No dia 17 de Abril, a Poesia andou à solta pela Escola Secundária de Seia.

 

        000326e9

 

Andreia Macedo (http://andreiamacedo.blogs.sapo.pt/) veio até à nossa Escola para nos proporcionar momentos inesquecíveis de poesia.

 

O seu repertório foi muitíssimo vasto, incidindo, sobretudo, em poetas surrealistas.

 

Escutámos poemas de Alexandre O'Neill, Almada Negreiros, António Gedeão, Manuel Bandeira, Alberto Caeiro, Manuel da Fonseca, Wislawa Szymborska, Alexandre Pinheiro Torres, Mário Henrique Leiria, José Gomes Ferreira, Pedro Oom, Mário Cesariny, Joaquim Pessoa, Mário de Sá-Carneiro e Alberto Pimenta.

 

Esta fabulosa "animadora da poesia" proporcionou-nos momentos arrepiantes, perturbantes, envolventes, emocionantes, vivos, originais, extraordinários...

 00031hdw

 

 00030eat

 

0003x0kw

 

0003tygz

 

0003psky

 

0003qas9

 

Foram momentos que para sempre ficarão na alma de todos os que estiveram presentes.

 

Em jeito de curiosidade, aqui deixo alguns poemas que Andreia Macedo nos apresentou.

 

Arma Secreta

Tenho uma arma secreta
ao serviço das nações.
Não tem carga nem espoleta
mas dispara em linha recta
mais longe que os foguetões.

Não é Júpiter, nem Thor,
nem Snark ou outros que tais.
É coisa muito melhor
que todo o vasto teor
dos Cabos Canaverais.

 

A potência destinada
às rotações da turbina
não vem da nafta queimada,
nem é de água oxigenada
nem de ergóis de furalina.

Erecta, na noite erguida,
em alerta permanente,
espera o sinal da partida.
Podia chamar-se VIDA.
Chama-se AMOR, simplesmente.

 António Gedeão

 

                                                           

Alguns gostam de poesia

Alguns -
quer dizer nem todos.
Nem a maioria de todos, mas a minoria.
Excluindo escolas, onde se deve
e os próprios poetas,
serão talvez dois em mil.

 

Gostam -
mas também se gosta de canja de massa,
gosta-se da lisonja e da cor azul,
gosta-se de um velho cachecol,
gosta-se de levar a sua avante,
gosta-se de fazer festas a um cão.

 

De poesia -
mas o que é a poesia?
Algumas respostas vagas
já foram dadas,
mas eu não sei e não sei, e a isso me agarro
como a um corrimão providencial.

 Wislawa Szymborska

                                         

POEMA DO AUTOCARRO

Quantos biliões de homens! Quantos gritos
de pânico terror!
Quantos ventres aflitos!
Quantos milhões de litros
do movediço amor!
Quantos!
Quantas revoluções na cósmica viagem!
Quantos deuses erguidos! Quantos ídolos de barro!
Quantos!
até eu estar aqui nesta paragem
à espera do autocarro.
E aqui estou, realmente.
Aqui estou encharcado em sangue de inocente,
no sangue dos homens que matei,
no sangue dos impérios que fiz e que desfiz,
no sangue do que sei e que não sei,
no sangue do que quis e que não quis.
Sangue.
Sangue.
Sangue.
Sangue.

Amanhã, talvez nesta paragem de autocarro,
numa hora qualquer, H ou F ou G,
uns homens hão-de vir cheios de medo e sede
e me hão-de fuzilar aqui contra a parede,
e eu nem sequer perguntarei porquê.

Mas...

Não há mas.
Todos temos culpa, e a nossa culpa é mortal.

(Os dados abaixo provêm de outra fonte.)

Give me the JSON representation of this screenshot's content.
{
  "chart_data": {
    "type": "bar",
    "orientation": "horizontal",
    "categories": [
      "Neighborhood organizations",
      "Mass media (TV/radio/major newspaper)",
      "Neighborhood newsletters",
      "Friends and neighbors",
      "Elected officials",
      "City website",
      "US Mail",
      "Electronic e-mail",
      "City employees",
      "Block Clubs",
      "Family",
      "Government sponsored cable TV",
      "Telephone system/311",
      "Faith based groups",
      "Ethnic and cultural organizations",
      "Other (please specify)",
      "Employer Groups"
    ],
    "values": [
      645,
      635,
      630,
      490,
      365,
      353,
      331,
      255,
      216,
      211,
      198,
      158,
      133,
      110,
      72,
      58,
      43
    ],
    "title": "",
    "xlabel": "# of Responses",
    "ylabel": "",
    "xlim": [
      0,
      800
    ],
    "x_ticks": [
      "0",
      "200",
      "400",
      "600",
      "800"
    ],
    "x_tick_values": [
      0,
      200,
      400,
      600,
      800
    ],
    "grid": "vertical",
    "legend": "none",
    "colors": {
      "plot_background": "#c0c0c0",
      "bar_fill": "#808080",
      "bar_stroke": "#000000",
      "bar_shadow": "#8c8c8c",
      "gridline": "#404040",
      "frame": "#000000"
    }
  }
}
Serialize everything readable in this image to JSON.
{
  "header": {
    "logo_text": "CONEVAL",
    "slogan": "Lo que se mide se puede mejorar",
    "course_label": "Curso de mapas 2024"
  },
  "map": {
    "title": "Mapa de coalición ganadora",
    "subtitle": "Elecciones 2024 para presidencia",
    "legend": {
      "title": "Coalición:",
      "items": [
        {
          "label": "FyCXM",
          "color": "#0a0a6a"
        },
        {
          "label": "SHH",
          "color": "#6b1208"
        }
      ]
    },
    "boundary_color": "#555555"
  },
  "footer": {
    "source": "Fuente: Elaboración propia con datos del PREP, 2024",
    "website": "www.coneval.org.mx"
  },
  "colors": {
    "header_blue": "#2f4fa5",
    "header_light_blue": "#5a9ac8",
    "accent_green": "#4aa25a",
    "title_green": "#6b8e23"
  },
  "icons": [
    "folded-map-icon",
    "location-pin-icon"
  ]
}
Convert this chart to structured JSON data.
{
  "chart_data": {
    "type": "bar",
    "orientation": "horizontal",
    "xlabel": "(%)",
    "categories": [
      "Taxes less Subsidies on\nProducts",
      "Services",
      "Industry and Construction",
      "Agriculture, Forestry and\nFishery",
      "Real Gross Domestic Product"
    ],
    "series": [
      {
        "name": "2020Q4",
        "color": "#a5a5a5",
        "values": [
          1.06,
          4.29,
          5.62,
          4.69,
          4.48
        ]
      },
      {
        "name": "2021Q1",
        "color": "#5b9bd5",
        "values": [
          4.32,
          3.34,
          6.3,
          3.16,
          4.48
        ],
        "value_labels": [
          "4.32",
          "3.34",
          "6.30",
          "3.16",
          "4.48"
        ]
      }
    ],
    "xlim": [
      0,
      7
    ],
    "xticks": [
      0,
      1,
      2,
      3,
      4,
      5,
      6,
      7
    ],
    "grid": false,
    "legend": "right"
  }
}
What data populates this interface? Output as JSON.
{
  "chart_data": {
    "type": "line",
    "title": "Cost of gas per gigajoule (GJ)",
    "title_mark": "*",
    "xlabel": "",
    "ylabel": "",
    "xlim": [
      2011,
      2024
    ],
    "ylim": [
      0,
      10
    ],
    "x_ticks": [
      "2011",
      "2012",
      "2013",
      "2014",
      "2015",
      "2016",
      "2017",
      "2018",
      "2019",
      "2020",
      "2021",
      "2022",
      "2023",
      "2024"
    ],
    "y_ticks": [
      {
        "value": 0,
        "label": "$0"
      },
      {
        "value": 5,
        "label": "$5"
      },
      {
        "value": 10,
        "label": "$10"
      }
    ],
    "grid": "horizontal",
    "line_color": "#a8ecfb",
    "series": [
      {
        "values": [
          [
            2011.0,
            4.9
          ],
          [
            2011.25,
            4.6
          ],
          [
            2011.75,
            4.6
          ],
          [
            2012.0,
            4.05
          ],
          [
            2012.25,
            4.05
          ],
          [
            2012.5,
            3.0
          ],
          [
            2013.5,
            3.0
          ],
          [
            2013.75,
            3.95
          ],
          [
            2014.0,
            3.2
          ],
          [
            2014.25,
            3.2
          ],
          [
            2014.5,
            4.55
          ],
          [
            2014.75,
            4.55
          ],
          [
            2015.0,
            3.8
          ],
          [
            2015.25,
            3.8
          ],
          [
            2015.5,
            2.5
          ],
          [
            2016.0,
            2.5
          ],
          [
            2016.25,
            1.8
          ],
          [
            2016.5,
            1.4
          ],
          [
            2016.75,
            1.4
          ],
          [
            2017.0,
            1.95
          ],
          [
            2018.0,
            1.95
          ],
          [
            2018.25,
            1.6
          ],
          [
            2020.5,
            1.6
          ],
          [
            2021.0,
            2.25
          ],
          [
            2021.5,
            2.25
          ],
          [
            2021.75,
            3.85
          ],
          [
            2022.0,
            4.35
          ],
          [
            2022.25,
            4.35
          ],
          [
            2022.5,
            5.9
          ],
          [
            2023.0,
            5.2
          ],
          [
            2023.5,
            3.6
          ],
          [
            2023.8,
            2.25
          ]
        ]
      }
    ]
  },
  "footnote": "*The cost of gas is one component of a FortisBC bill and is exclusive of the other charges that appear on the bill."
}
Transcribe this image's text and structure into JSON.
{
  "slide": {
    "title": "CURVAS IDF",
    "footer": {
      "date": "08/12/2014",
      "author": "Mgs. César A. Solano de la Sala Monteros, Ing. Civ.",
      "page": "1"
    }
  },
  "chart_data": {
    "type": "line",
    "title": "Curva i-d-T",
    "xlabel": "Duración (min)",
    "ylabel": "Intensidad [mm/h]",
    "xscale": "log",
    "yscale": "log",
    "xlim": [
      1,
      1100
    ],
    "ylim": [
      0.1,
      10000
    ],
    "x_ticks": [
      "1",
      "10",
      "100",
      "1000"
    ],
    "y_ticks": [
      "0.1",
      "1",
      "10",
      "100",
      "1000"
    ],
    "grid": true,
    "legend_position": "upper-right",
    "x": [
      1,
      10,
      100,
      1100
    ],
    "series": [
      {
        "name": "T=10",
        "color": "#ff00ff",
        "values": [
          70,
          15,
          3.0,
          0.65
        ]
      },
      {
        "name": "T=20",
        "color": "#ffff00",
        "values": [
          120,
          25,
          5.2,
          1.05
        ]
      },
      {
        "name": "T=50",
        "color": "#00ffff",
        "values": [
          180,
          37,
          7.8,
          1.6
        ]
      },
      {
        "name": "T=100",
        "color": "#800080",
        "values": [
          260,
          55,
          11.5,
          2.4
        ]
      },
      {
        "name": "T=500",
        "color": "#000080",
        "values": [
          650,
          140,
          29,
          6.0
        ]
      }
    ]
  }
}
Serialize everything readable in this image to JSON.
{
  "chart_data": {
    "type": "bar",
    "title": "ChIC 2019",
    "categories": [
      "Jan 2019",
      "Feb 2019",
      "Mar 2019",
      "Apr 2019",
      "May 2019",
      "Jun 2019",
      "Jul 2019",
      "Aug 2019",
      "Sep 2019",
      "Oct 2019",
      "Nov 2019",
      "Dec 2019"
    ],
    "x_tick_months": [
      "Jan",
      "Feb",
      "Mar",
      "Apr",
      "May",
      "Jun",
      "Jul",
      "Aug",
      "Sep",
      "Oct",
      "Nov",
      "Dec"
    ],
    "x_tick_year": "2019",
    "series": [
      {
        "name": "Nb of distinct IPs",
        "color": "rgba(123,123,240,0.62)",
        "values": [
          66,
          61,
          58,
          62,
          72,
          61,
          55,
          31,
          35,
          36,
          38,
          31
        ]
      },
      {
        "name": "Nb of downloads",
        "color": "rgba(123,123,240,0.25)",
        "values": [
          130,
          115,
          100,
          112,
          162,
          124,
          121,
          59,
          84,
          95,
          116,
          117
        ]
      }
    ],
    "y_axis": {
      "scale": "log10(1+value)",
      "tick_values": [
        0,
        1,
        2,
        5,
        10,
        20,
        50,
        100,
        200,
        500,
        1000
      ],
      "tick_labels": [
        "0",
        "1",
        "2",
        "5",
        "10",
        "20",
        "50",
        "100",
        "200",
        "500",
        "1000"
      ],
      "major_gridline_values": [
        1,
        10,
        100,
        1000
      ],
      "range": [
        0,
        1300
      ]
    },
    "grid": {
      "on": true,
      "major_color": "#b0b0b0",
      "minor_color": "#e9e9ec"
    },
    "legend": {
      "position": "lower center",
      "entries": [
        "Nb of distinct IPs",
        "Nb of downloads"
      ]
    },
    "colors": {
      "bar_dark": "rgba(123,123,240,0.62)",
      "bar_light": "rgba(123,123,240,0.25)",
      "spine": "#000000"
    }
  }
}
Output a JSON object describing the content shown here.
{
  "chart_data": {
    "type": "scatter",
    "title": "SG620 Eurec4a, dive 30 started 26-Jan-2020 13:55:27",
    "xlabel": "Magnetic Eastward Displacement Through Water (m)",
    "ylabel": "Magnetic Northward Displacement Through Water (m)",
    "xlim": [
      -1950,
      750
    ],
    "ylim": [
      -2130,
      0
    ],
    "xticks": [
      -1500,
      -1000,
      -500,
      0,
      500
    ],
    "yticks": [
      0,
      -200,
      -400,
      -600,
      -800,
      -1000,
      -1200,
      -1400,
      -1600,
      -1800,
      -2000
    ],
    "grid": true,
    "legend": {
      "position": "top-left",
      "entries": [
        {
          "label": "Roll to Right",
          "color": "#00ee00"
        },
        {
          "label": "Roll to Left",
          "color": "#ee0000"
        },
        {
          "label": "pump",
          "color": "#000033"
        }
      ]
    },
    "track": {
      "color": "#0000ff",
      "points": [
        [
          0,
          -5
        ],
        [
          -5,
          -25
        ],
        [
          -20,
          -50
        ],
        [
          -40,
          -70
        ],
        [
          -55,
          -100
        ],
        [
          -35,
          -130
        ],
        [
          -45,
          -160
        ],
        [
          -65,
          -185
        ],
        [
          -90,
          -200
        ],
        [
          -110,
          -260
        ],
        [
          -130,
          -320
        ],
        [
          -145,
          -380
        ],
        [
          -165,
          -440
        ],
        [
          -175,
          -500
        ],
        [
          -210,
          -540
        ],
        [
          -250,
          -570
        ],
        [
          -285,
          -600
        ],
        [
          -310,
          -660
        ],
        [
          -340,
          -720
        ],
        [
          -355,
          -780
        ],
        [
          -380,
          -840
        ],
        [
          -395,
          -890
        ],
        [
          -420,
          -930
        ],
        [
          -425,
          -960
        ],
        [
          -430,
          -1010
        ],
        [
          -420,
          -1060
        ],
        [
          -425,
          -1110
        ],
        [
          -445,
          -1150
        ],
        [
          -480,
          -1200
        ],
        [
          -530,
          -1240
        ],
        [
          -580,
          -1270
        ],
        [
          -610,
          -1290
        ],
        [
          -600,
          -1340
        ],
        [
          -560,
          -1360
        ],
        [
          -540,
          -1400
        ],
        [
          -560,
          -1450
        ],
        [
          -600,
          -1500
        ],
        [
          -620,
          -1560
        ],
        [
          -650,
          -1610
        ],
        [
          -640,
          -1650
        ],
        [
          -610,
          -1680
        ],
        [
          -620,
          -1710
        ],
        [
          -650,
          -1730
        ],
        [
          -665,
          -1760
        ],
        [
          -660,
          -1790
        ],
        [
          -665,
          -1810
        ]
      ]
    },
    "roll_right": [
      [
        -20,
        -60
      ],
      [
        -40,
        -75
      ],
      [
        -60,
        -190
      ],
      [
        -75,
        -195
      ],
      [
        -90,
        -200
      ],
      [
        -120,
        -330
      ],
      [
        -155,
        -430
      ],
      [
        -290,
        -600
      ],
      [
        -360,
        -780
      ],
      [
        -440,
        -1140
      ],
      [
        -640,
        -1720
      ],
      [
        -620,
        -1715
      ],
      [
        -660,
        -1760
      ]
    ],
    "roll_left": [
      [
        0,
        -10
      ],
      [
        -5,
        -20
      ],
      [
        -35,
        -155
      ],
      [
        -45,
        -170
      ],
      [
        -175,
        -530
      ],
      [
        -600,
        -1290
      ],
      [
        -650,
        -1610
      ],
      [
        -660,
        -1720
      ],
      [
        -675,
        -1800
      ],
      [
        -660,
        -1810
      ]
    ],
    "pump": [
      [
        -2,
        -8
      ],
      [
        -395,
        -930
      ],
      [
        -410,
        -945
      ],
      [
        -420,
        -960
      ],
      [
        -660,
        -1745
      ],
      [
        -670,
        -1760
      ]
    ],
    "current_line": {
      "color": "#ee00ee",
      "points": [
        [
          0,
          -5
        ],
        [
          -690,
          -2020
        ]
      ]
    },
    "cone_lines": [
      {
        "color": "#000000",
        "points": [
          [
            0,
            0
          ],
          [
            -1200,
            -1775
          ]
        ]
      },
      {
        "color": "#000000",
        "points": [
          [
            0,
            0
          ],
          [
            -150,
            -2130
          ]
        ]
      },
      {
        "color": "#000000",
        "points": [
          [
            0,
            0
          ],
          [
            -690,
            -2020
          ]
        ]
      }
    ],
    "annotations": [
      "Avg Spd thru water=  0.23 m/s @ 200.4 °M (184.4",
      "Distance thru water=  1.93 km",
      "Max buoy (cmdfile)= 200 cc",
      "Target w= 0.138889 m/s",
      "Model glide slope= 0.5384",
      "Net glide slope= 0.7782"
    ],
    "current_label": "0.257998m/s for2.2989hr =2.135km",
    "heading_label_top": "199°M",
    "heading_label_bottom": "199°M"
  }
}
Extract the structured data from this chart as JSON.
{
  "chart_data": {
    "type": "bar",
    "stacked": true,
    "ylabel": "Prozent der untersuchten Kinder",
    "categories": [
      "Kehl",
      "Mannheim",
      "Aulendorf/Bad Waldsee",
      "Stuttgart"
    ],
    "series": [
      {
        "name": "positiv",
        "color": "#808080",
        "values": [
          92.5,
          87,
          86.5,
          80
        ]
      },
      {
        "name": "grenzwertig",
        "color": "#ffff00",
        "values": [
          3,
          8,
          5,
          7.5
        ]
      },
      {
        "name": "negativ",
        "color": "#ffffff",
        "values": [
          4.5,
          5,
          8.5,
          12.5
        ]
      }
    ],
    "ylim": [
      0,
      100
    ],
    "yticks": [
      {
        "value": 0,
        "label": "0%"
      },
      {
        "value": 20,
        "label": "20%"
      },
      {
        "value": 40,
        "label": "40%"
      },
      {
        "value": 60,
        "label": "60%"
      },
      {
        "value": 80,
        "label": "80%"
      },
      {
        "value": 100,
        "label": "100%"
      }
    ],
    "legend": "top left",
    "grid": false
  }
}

Mas eu só faço o bem, eu só desejo o bem,
o bem universal,
sem distinguir ninguém.

Todos temos culpa, e a nossa culpa é mortal.
Eles virão e eu morrerei sem lhes pedir socorro
e sem lhes perguntar porque maltratam.
Eu sei porque é que morro.
Eles é que não sabem porque matam.
Eles são pedras roladas no caos,
são ecos longínquos num búzio de sons.
Os homens nascem maus.
Nós é que havemos de fazê-los bons.

Procuro um rosto neste pequeno mundo do autocarro,
um rosto onde possa descansar os olhos olhando,
um rosto como um gesto suspenso
que me estivesse esperando.

Mas o rosto não existe. Existem caras,
caras triunfantes de vícios,
soberbamente ignaras
com desvergonhas dissimuladas nos interstícios.
O rosto não existe.

Procura-o.

Não existe.

Procura-o.
Procura-o como a garganta do emparedado
procura o ar;
como os dedos do afogado
buscam a tábua para se agarrar.

Não existe.

Vês aquele par sentado além ao fundo?

Vês?

Alheio a tudo quanto vai pelo mundo,
simboliza o amor.
Podia o céu ruir e a terra abrir-se,
uma chuva de lodo e sangue arrasar tudo
que eles continuariam a sorrir-se.

Não crês no amor?

Não ouves?

Não crês no amor?

Cala-te, estupor.
Tenho vergonha de existir.
Vergonha de aqui estar simplesmente pensando,
colaborando
sem resistir.

Disso, e do resto.
Vergonha de sorrir para quem detesto,
de responder pois é
quando não é.
Vergonha de me ofenderem,
vergonha de me explorarem,
vergonha de me enganarem,
de me comprarem,
de me venderem.

Homens que nunca vi anseiam por resolver o meu problema concreto.
Oferecem-me automóveis, frigoríficos, aparelhos de televisão.
É só estender a mão
e aceitar o prospecto.

A vida é bela. Eu é que devia ser banido,
expulso da sociedade para que a não prejudique.

Hã?

Ah! Desculpe. Estava distraído.
Um de quinze tostões. Campo de Ourique.

António Gedeão, Máquina de Fogo, 1961

                                             

Poema da Menina Tonta

A menina tonta passa metade do dia
a namorar quem passa na rua,
que a outra metade fica
pra namorar-se ao espelho.

A menina tonta tem olhos de retrós preto,
cabelos de linha de bordar,
e a boca é um pedaço de qualquer tecido vermelho.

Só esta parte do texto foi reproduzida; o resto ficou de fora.